I’m fortunate because not only do three out of my four horses wear their hooves naturally on our rocky ground, but all of them are barefoot and unridden. My mare Fortune was born with crooked legs due to poor neonatal nutrition (the mare had been shipped in and out of sale barns with no one revealing her pregnancy), so she pigeon toes in a bit and needs some professional help from time to time. Unfortunately, when you only have one horse that needs a trim and live far out of town, it’s difficult at best to get farriers to come. When you add in a stay at home order, and a concern about someone coming onto the property who may be an asymptomatic carrier, well that only complicates matters.
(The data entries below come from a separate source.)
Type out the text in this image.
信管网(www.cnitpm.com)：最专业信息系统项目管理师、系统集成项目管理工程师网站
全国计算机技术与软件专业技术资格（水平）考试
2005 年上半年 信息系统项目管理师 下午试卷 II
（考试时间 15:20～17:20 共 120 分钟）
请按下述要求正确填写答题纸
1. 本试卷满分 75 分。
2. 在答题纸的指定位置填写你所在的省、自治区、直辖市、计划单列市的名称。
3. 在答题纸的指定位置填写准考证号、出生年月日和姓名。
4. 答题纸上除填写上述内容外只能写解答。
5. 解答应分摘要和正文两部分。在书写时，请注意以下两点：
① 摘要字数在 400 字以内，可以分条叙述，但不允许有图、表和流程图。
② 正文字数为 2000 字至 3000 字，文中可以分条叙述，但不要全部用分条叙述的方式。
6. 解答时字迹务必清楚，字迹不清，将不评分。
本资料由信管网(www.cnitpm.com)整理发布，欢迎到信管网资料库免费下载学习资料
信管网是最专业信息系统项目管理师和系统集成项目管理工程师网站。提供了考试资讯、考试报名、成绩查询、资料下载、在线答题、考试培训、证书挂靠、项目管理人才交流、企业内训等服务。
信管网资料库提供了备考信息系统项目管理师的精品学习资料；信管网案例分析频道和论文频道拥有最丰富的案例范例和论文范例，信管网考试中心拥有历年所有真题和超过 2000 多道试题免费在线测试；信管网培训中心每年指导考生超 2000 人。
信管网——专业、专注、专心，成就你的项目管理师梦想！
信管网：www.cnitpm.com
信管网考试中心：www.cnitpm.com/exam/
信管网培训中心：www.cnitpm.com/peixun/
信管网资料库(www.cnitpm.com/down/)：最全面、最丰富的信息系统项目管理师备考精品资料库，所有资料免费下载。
So what’s a girl to do? Buy a rasp and a nipper and learn how to do this herself. Right now I’m only working with the rasp, very slowly taking off a bit at a time (And learning why farriers wear leather gloves. OW!), but can tell that my girl already is moving better. I’m researching hoof trimming, and am taking it nice and slow. I’ve owned my girl long enough (20 years now) that I know what her movement looks like, and know what we’re aiming for as far as comfort levels.

I know I’m not alone when it comes to horse and livestock owners having to learn something new these days. From calling in my feed order the day before to pick it up, to trimming feet, and even those who are learning other skills or even rekindling old ones like gardening. It’s a changing world and livestock owners need to change along with it. I’m embracing the new environment and learning how to help my horses–on my own.